Joanna Cohen, a student at the School at Columbia University who peppers her sentences with words like “amiable” and “headway” and spits out math formulas faster than the teacher can write on the board, sipped on mint tea at her desk (most of her classmates preferred Pepsi or Mountain Dew). She smiled as she looked at her high score on the practice exam.
Teachers College at Columbia is the anti-testing bastion if not of the nation certainly of New York City. Some of the toughest criticism of and opposition to Chacellor Joel Klein’s efforts to use tests, in part, to evaluate schools and teachers has come from its ranks. They’re conspicuously silent, however, on high-stakes testing used by one of its ed school counterparts to determine the education futures of students from the School at Columbia.
teacherken’s Double Life
I’ve been highly amused over the last year by teacherken aka Ken Bernstein’s righteous opposition to the use of tests in evaluating the performance of public schools.
This is what teacherken said in November in the Daily Kos in opposition to Arne Duncan’s nomination (and the possible nomination of others) for Secretary of Education:
"I shudder to think what they might mean for the future of public education. "I would hope that whoever is in charge, that we move away from our obsession with testing and refocus on the learning needs of the individual students."
What’s interesting is that the school where Bernstein teaches, Eleanor Roosevelt High School in Prince George’s County, Maryland, requires one-third of its students to pass math and language arts tests in order to gain admission.
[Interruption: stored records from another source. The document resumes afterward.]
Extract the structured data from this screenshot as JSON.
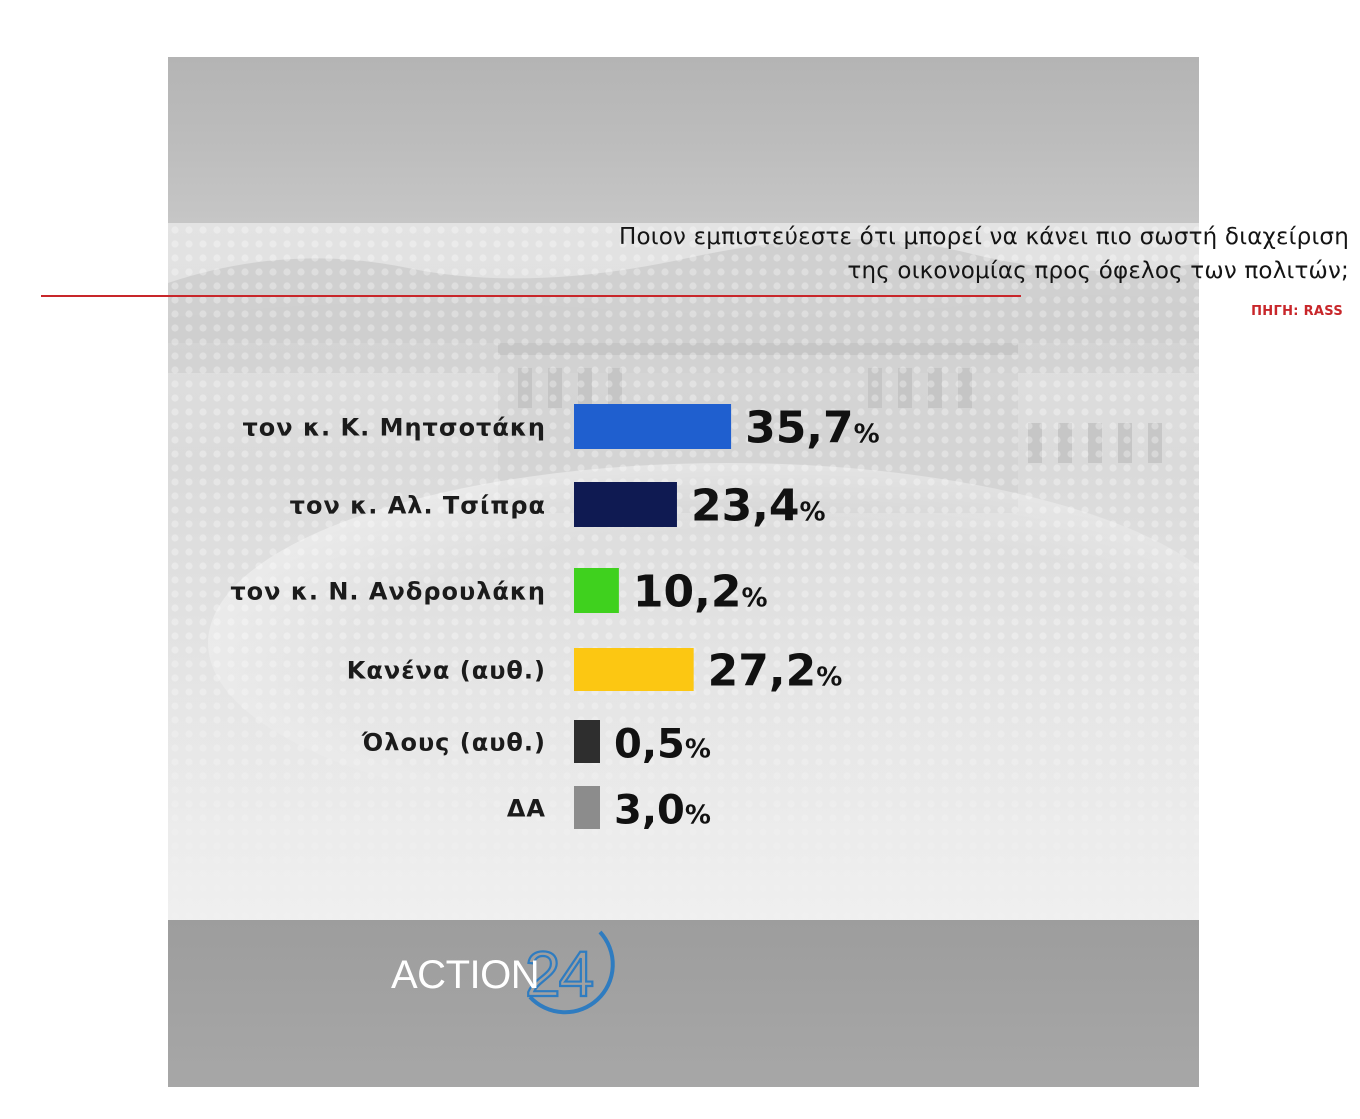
{
  "question": {
    "line1": "Ποιον εμπιστεύεστε ότι μπορεί να κάνει πιο σωστή διαχείριση",
    "line2": "της οικονομίας προς όφελος των πολιτών;"
  },
  "source": "ΠΗΓΗ: RASS",
  "logo": {
    "word": "ACTION",
    "number": "24"
  },
  "colors": {
    "rule": "#c8262a",
    "logo_accent": "#2f7cc0"
  },
  "chart_data": {
    "type": "bar",
    "orientation": "horizontal",
    "title": "",
    "xlabel": "",
    "ylabel": "",
    "unit": "%",
    "xlim": [
      0,
      100
    ],
    "grid": false,
    "categories": [
      "τον κ. Κ. Μητσοτάκη",
      "τον κ. Αλ. Τσίπρα",
      "τον κ. Ν. Ανδρουλάκη",
      "Κανένα (αυθ.)",
      "Όλους (αυθ.)",
      "ΔΑ"
    ],
    "values": [
      35.7,
      23.4,
      10.2,
      27.2,
      0.5,
      3.0
    ],
    "value_labels": [
      "35,7",
      "23,4",
      "10,2",
      "27,2",
      "0,5",
      "3,0"
    ],
    "colors": [
      "#1f5fcf",
      "#0f1a52",
      "#3fd11e",
      "#fcc712",
      "#2e2e2e",
      "#8c8c8c"
    ]
  }
}
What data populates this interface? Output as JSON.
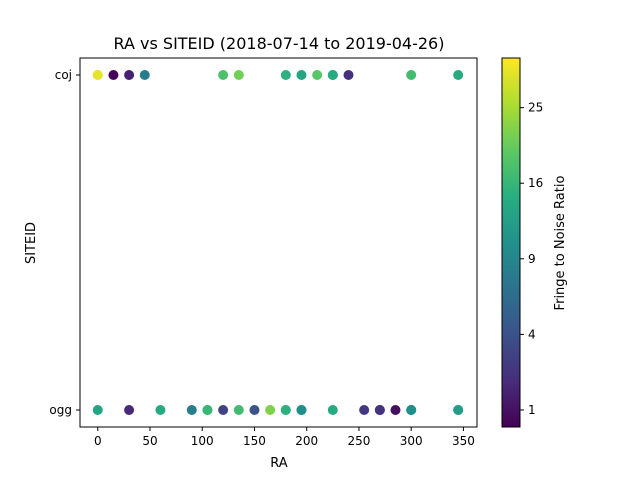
{
  "chart_data": {
    "type": "scatter",
    "title": "RA vs SITEID (2018-07-14 to 2019-04-26)",
    "xlabel": "RA",
    "ylabel": "SITEID",
    "xlim": [
      -17,
      363
    ],
    "x_ticks": [
      0,
      50,
      100,
      150,
      200,
      250,
      300,
      350
    ],
    "y_categories": [
      "ogg",
      "coj"
    ],
    "colorbar": {
      "label": "Fringe to Noise Ratio",
      "colormap": "viridis",
      "scale": "sqrt",
      "range": [
        0.6,
        32
      ],
      "ticks": [
        1,
        4,
        9,
        16,
        25
      ]
    },
    "points": [
      {
        "x": 0,
        "y": "coj",
        "c": 32
      },
      {
        "x": 0,
        "y": "coj",
        "c": 30
      },
      {
        "x": 15,
        "y": "coj",
        "c": 0.7
      },
      {
        "x": 30,
        "y": "coj",
        "c": 1.5
      },
      {
        "x": 45,
        "y": "coj",
        "c": 8
      },
      {
        "x": 120,
        "y": "coj",
        "c": 18
      },
      {
        "x": 135,
        "y": "coj",
        "c": 21
      },
      {
        "x": 180,
        "y": "coj",
        "c": 15
      },
      {
        "x": 195,
        "y": "coj",
        "c": 13
      },
      {
        "x": 210,
        "y": "coj",
        "c": 19
      },
      {
        "x": 225,
        "y": "coj",
        "c": 16
      },
      {
        "x": 225,
        "y": "coj",
        "c": 14
      },
      {
        "x": 240,
        "y": "coj",
        "c": 2
      },
      {
        "x": 300,
        "y": "coj",
        "c": 17
      },
      {
        "x": 345,
        "y": "coj",
        "c": 14
      },
      {
        "x": 0,
        "y": "ogg",
        "c": 13
      },
      {
        "x": 30,
        "y": "ogg",
        "c": 1.8
      },
      {
        "x": 60,
        "y": "ogg",
        "c": 14
      },
      {
        "x": 90,
        "y": "ogg",
        "c": 8
      },
      {
        "x": 105,
        "y": "ogg",
        "c": 18
      },
      {
        "x": 105,
        "y": "ogg",
        "c": 16
      },
      {
        "x": 120,
        "y": "ogg",
        "c": 3
      },
      {
        "x": 135,
        "y": "ogg",
        "c": 17
      },
      {
        "x": 150,
        "y": "ogg",
        "c": 4
      },
      {
        "x": 165,
        "y": "ogg",
        "c": 22
      },
      {
        "x": 180,
        "y": "ogg",
        "c": 17
      },
      {
        "x": 180,
        "y": "ogg",
        "c": 15
      },
      {
        "x": 195,
        "y": "ogg",
        "c": 12
      },
      {
        "x": 195,
        "y": "ogg",
        "c": 10
      },
      {
        "x": 225,
        "y": "ogg",
        "c": 14
      },
      {
        "x": 255,
        "y": "ogg",
        "c": 2.5
      },
      {
        "x": 270,
        "y": "ogg",
        "c": 1.6
      },
      {
        "x": 270,
        "y": "ogg",
        "c": 2.2
      },
      {
        "x": 285,
        "y": "ogg",
        "c": 0.9
      },
      {
        "x": 300,
        "y": "ogg",
        "c": 8
      },
      {
        "x": 300,
        "y": "ogg",
        "c": 10
      },
      {
        "x": 345,
        "y": "ogg",
        "c": 9
      },
      {
        "x": 345,
        "y": "ogg",
        "c": 12
      }
    ]
  }
}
I did my thesis and dissertation research in Prince George’s County Public Schools and I can tell you that students at Eleanor Roosevelt enjoy a distinct advantage in terms of the quality of teachers and facilities as compared to other schools in the county. Apparently, teacherken doesn’t shudder over distributing scarce education resources on the basis of the types of tests he vehemently professes to oppose, which shine a spotlight on schools that aren’t doing quite as well as ERHS.